Appointed editor-in-chief of the weekly Moscow News in 1986, Yakovlev turned what was a propaganda sheet into an organ of reform, increasing circulation from 35,000 to 3 million copies a week in eight languages. Its Russian edition had a circulation of 250,000 when he left in 1991.

Constance Moore, 84, ‘Buck Rogers’ co-star

Los Angeles Constance Moore, the glamorous singer-actress who co-starred in a string of World War II-era movie musicals and gained cult-film status as Buster Crabbe’s co-star in the 1939 “Buck Rogers” serial, has died. She was 84.

Moore died Sept. 16 of heart failure at the Motion Picture and Television Country House and Hospital in the Woodland Hills section of Los Angeles after a long illness, said her son Michael Maschio.

A former vocalist on a Dallas radio show before being discovered by a Universal talent scout and arriving in Hollywood as a teenager in 1937, the versatile Moore appeared in comedies, dramas, Westerns and musicals.

Moore may be best remembered for playing the daughter of W.C. Fields’ Larson E. Whipsnade in the classic 1939 comedy “You Can’t Cheat an Honest Man” and for co-starring with Crabbe in “Buck Rogers,” the 1939 science-fiction serial based on the popular comic strip.

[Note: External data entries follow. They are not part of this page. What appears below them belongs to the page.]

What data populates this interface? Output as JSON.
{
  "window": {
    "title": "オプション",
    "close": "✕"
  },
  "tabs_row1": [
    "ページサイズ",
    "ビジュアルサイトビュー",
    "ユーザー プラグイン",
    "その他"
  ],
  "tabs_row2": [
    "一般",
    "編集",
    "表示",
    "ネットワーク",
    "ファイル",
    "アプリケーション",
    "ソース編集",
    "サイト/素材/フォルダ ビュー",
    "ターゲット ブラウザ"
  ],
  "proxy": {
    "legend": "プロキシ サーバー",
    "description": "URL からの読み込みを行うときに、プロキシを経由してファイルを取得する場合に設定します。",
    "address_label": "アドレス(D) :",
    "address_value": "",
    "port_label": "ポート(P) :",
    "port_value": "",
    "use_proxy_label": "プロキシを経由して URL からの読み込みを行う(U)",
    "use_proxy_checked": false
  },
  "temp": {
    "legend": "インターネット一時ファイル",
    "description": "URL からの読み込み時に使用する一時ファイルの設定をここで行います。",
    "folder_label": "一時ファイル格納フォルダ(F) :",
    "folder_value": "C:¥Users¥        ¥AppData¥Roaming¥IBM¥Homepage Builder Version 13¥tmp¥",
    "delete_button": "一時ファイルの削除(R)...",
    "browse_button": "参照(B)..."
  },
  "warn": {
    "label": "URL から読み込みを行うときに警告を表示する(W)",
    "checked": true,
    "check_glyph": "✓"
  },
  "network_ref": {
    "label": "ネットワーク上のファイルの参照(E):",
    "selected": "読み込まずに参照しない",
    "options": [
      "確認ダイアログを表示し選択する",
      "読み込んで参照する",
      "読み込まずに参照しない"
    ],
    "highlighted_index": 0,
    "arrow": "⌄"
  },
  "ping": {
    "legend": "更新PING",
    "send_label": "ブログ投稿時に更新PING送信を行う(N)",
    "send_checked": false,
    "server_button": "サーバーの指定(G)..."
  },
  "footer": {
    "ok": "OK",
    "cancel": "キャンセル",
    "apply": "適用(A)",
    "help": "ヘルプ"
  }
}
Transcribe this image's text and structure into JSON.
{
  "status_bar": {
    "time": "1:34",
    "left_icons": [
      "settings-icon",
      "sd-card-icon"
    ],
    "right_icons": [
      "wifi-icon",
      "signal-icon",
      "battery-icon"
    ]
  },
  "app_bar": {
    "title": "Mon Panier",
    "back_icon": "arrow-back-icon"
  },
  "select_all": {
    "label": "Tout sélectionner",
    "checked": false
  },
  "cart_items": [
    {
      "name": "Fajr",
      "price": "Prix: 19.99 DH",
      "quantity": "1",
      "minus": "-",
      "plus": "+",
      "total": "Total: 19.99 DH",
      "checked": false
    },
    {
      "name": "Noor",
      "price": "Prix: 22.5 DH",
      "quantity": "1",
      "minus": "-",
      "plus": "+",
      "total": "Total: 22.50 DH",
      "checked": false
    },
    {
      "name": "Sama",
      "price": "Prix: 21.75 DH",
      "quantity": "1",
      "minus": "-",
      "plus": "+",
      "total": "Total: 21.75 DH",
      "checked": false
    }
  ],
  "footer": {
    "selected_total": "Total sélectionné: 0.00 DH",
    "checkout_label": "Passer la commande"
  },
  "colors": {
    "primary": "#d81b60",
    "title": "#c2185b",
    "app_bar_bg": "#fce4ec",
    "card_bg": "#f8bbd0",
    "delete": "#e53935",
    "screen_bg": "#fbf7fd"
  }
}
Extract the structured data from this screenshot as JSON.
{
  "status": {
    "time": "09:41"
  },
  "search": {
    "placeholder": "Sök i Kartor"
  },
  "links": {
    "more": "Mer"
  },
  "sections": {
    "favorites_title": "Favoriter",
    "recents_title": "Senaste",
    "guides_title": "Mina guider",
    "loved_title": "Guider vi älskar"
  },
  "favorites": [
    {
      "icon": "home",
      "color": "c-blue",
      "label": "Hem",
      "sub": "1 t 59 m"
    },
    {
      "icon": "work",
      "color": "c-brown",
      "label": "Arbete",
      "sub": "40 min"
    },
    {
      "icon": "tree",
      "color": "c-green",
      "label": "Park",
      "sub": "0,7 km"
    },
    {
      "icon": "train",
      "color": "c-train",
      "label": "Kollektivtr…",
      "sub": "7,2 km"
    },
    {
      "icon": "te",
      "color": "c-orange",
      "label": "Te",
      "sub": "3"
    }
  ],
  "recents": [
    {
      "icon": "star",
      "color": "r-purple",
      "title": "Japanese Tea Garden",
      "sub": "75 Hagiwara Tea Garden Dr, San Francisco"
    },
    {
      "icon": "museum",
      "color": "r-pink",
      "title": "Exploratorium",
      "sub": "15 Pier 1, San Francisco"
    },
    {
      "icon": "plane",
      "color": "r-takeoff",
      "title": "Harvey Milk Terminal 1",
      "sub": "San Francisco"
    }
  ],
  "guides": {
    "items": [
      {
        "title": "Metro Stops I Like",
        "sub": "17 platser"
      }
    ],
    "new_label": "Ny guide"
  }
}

Marta Bohn-Meyer, 48, pilot, NASA engineer

Lancaster, Calif. Marta Bohn-Meyer, a precision aerobatic pilot and the chief engineer of the National Aeronautics and Space Administration’s Dryden Flight Research Center at Edwards Air Force Base north of Los Angeles, has died in the crash of her private plane. She was 48.

Bohn-Meyer, who lived in Lancaster, Calif., and was off duty, died last Sunday near Yukon, Okla., an Oklahoma City suburb, when the Giles G-300 she was flying crashed as she began routine aerobatic practice.

Bohn-Meyer joined NASA’s Dryden Center as an operations engineer in 1979 and had been chief engineer since 2001.

Among her research projects were testing heat-resistant tiles for the space shuttle and utilizing F-16XL aircraft to smooth airflow over airplane wings with the goal of building faster and larger commercial airliners.

She was one of only two flight engineers – the other is her husband, Bob Meyer – assigned to fly in the SR-71 Blackbird flight research program at Dryden.